The MSA sets out a high-level framework of what may be incorporated in a statement, including:
- A description of an organisation’s business model and supply chain relationships
- Policies relating to modern slavery, including due diligence and auditing processes implemented
- Training available on modern slavery
- Principle risks related to slavery and human trafficking (including how risks are evaluated and managed)
- Key performance indicators (allowing third parties to assess the effectiveness of the activities described in the statement)
The statutory guidance provides further details, tips and case studies on these themes. It also provides guidance on how to respond to modern slavery if it is identified in a supply chain.

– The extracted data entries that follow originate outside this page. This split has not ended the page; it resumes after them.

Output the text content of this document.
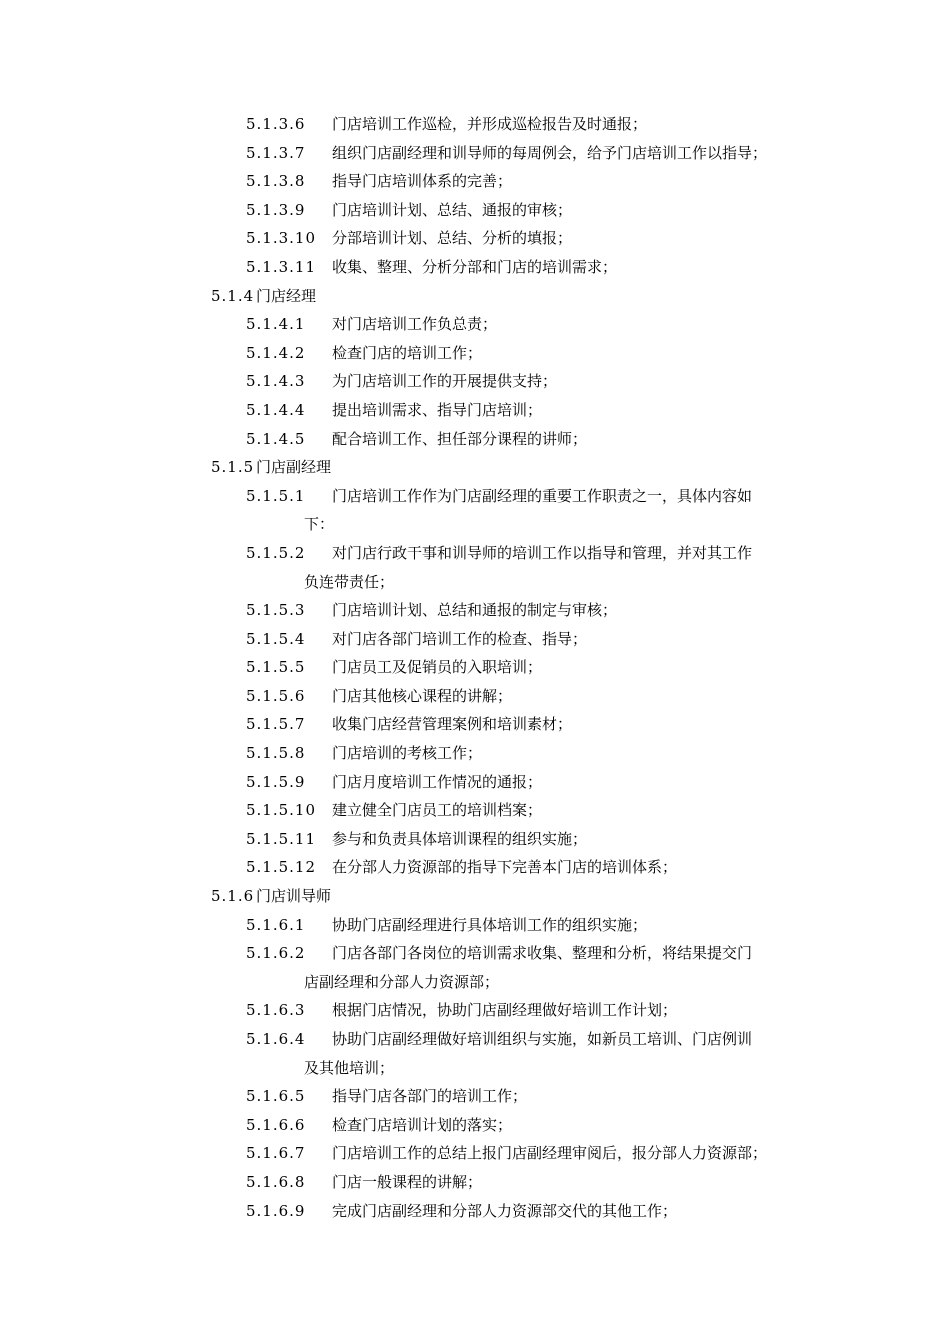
5.1.3.6 门店培训工作巡检，并形成巡检报告及时通报；
5.1.3.7 组织门店副经理和训导师的每周例会，给予门店培训工作以指导；
5.1.3.8 指导门店培训体系的完善；
5.1.3.9 门店培训计划、总结、通报的审核；
5.1.3.10 分部培训计划、总结、分析的填报；
5.1.3.11 收集、整理、分析分部和门店的培训需求；
5.1.4 门店经理
5.1.4.1 对门店培训工作负总责；
5.1.4.2 检查门店的培训工作；
5.1.4.3 为门店培训工作的开展提供支持；
5.1.4.4 提出培训需求、指导门店培训；
5.1.4.5 配合培训工作、担任部分课程的讲师；
5.1.5 门店副经理
5.1.5.1 门店培训工作作为门店副经理的重要工作职责之一，具体内容如
下：
5.1.5.2 对门店行政干事和训导师的培训工作以指导和管理，并对其工作
负连带责任；
5.1.5.3 门店培训计划、总结和通报的制定与审核；
5.1.5.4 对门店各部门培训工作的检查、指导；
5.1.5.5 门店员工及促销员的入职培训；
5.1.5.6 门店其他核心课程的讲解；
5.1.5.7 收集门店经营管理案例和培训素材；
5.1.5.8 门店培训的考核工作；
5.1.5.9 门店月度培训工作情况的通报；
5.1.5.10 建立健全门店员工的培训档案；
5.1.5.11 参与和负责具体培训课程的组织实施；
5.1.5.12 在分部人力资源部的指导下完善本门店的培训体系；
5.1.6 门店训导师
5.1.6.1 协助门店副经理进行具体培训工作的组织实施；
5.1.6.2 门店各部门各岗位的培训需求收集、整理和分析，将结果提交门
店副经理和分部人力资源部；
5.1.6.3 根据门店情况，协助门店副经理做好培训工作计划；
5.1.6.4 协助门店副经理做好培训组织与实施，如新员工培训、门店例训
及其他培训；
5.1.6.5 指导门店各部门的培训工作；
5.1.6.6 检查门店培训计划的落实；
5.1.6.7 门店培训工作的总结上报门店副经理审阅后，报分部人力资源部；
5.1.6.8 门店一般课程的讲解；
5.1.6.9 完成门店副经理和分部人力资源部交代的其他工作；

What happens if I fail to report?
Legal sanctions for non-compliance are limited to an injunction compelling the organisation to report. Subsequent failure to comply would risk the entity being held in contempt of court, punishable by an unlimited fine
However, an organisation’s reputation and the value of its shares are most at risk, particularly if it operates in a sector that is already under scrutiny in relation to labour issues. The primary drivers for compliance are intended to be customers, activist shareholders, trade unions, civil society and the press. NGOs, such as the Business and Human Resources Centre and KnowTheChain have been active in publically shaming non-compliant companies under similar Californian legislation. They will undoubtedly turn their attention to non-compliance under the MSA.
What steps should I be taking?
A statement should be underpinned with steps to ensure modern slavery is not taking place in your supply chain. These steps should take into account sectoral and jurisdictional risks, as well as the complexity of the organisation’s supply chains. A clear policy on modern slavery will also be an essential part of all organisations risk management. Supply chain mapping to understand risks, clear rules for procurement, contractual protections and consistent messaging will certainly have a role to play.
The above steps are undoubtedly familiar to most and in many ways similar to the UK Bribery Act. However, modern slavery presents a more nuanced problem given the potential for an organisation to cause further victimisation of vulnerable workers.
Organisations must therefore reflect on how they will respond to identified cases of modern slavery, what level of support (if any) they are willing to give to remediate issues, and how they will adapt their incentive packages to mitigate against reliance on forced labour.
It is worth reflecting on the reality that a termination of a supply contract may not always be in the best interests of victims.